SPRINGFIELD, Vt. – Rolling out the yellow carpet, the "hometown" of Homer, Marge, Bart, Lisa and Maggie played host this weekend to the premiere of "The Simpsons Movie," with creator Matt Groening among thousands who turned out to toast the debut.
The film's producers were also in the crowd celebrating the TV cartoon family's first full-length film.
Streets were closed off, costumed Simpsons lookalikes walked through the crowds and blue-haired fans vied for tickets to one of four showings of the movie at the 212-seat Springfield Theater, the first of which was by invitation only.
"As Homer would say, 'Woo-hoo!"' Groening said in a short ceremony before the first showing.
Brock Rutter of the Vermont Film Commission, noting the premiere's intensity, declared: "I think it's quite clearly bigger than Elvis and the Beatles put together."
The Vermont town got the most votes in an online USA Today poll and earned the right to host the premiere, beating out Springfields in Colorado, Florida, Illinois, Kentucky, Louisiana, Massachusetts, Michigan, Missouri, Nebraska, New Jersey, Ohio, Oregon and Tennessee.
Officials for Vermont's Springfield, a city of about 9,300 that was originally uninvited, lobbied to be included in the contest and then won it, in part on the strength of a homemade video in which Homer -- played by a local talk-show host -- runs through town chasing a big, pink, rolling doughnut before he gets chased into a movie theater by a mob of people.
Vermont's Springfield got 15,367 votes, edging out Springfield, Ill., which drew 14,634.
"It's so great to have this little town on the map for something positive," said Angelo Jardina, 56, of Springfield.
On Saturday, the Simpsons were everywhere you turned.
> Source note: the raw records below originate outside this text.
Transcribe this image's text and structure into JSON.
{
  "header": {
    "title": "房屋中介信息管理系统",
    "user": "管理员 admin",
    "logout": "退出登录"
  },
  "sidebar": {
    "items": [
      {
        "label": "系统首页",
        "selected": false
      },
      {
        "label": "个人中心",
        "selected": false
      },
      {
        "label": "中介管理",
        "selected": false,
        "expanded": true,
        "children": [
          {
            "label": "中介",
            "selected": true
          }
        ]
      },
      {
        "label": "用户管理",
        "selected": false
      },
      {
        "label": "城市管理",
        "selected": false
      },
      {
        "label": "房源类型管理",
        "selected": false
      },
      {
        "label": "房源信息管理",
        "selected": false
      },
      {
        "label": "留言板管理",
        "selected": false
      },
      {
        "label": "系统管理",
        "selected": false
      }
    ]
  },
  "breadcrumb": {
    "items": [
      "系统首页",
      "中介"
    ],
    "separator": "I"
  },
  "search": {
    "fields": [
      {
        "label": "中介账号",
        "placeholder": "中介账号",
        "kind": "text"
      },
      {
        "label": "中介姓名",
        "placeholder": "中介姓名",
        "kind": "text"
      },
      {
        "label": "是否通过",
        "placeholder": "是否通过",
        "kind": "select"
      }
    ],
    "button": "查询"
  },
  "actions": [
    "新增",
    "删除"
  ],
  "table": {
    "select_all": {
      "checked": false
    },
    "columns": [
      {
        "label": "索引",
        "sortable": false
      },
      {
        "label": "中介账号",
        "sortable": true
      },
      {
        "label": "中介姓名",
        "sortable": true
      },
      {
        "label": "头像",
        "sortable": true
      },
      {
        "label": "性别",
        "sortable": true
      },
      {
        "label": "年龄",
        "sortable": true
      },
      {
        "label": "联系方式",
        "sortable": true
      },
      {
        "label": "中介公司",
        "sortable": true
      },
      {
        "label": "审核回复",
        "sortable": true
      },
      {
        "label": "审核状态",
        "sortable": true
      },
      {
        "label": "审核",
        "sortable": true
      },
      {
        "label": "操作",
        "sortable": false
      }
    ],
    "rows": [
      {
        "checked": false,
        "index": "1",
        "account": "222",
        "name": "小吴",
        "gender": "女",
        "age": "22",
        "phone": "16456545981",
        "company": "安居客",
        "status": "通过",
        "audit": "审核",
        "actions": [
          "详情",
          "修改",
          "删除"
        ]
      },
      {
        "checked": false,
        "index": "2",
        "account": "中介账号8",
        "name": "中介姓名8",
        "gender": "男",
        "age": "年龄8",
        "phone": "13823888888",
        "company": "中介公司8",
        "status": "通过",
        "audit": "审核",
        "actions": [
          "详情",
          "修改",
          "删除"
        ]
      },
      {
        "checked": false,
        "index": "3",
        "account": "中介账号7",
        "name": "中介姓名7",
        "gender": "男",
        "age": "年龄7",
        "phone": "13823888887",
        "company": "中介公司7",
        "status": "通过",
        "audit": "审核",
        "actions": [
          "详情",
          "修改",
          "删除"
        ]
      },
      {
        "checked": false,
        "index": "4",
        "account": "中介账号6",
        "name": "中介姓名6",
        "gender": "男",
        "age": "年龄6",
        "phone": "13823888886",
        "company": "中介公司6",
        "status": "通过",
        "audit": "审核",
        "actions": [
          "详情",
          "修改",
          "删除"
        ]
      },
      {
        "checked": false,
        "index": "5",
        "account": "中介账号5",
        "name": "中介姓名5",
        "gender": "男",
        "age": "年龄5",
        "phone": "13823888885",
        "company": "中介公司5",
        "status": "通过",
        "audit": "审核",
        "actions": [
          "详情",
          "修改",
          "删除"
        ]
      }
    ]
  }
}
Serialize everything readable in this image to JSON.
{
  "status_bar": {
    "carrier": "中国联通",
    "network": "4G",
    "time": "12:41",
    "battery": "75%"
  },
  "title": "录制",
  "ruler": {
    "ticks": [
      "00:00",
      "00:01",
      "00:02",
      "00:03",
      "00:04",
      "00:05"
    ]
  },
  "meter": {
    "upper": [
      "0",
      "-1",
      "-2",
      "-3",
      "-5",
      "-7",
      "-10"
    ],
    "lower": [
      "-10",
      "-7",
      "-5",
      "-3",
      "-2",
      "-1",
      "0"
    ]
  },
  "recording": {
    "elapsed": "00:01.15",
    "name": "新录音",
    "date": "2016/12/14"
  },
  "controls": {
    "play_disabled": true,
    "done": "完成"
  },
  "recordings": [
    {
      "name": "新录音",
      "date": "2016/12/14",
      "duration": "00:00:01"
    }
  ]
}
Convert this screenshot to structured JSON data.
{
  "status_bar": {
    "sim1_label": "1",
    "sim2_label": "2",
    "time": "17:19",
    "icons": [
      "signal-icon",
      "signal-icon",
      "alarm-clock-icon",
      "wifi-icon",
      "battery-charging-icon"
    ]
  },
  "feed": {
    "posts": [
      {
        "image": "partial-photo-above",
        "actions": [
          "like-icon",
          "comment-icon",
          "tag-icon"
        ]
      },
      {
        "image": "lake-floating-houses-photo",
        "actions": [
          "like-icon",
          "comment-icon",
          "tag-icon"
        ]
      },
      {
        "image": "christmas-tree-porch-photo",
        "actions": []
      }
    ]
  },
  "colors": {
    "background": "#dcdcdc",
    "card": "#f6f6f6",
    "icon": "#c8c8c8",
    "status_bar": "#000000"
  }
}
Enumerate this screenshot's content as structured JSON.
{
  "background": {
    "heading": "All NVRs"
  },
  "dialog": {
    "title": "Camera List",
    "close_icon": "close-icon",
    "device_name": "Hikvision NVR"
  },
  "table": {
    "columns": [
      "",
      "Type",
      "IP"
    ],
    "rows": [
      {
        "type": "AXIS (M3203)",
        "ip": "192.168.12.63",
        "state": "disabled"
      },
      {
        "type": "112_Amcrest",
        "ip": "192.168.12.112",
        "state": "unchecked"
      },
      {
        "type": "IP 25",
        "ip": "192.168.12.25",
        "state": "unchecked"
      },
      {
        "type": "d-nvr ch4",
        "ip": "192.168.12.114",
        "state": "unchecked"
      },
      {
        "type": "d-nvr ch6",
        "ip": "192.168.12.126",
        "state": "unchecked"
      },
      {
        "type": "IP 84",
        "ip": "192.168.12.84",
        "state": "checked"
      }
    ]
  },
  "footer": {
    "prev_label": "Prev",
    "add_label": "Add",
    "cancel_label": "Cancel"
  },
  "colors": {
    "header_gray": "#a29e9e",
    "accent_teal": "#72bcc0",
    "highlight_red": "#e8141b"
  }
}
About 2,000 people turned out for the festivities, far below the 10,000 some had forecast, police said.
A banner strung across Main Street read "Welcome to Springfield, Vermont, home of the Simpsons," with three frosted pink doughnuts -- each with a bite mark.
Stand-up cutouts of the characters from TV's dysfunctional cartoon family filled shop windows.
Fans noshed on "Duff & D'oh-Nuts" ice cream, a custom-made concoction from Ben & Jerry's Homemade Inc., and sipped a special version of "Duff" beer made by Vermont-based Magic Hat Brewing Co.
About 600 tickets were to be given away for three showings Saturday, with Springfield residents getting preference.
Nick Seymour, 19, of Peterborough, N.H., showed up sporting a fresh Homer Simpson tattoo on his back. "I'm a huge Simpsons fan, and a little crazy," he said.
The movie also got rave reviews from people who watched the early showing.
"It was fantastic. It's a big culmination of all the years of the Simpsons," said Mike Iglinski, 26, of Manchester.
"I thought it was very cute. Very clever, lots of little allusions," said Mary Helen Hawthorne, 57, of Springfield.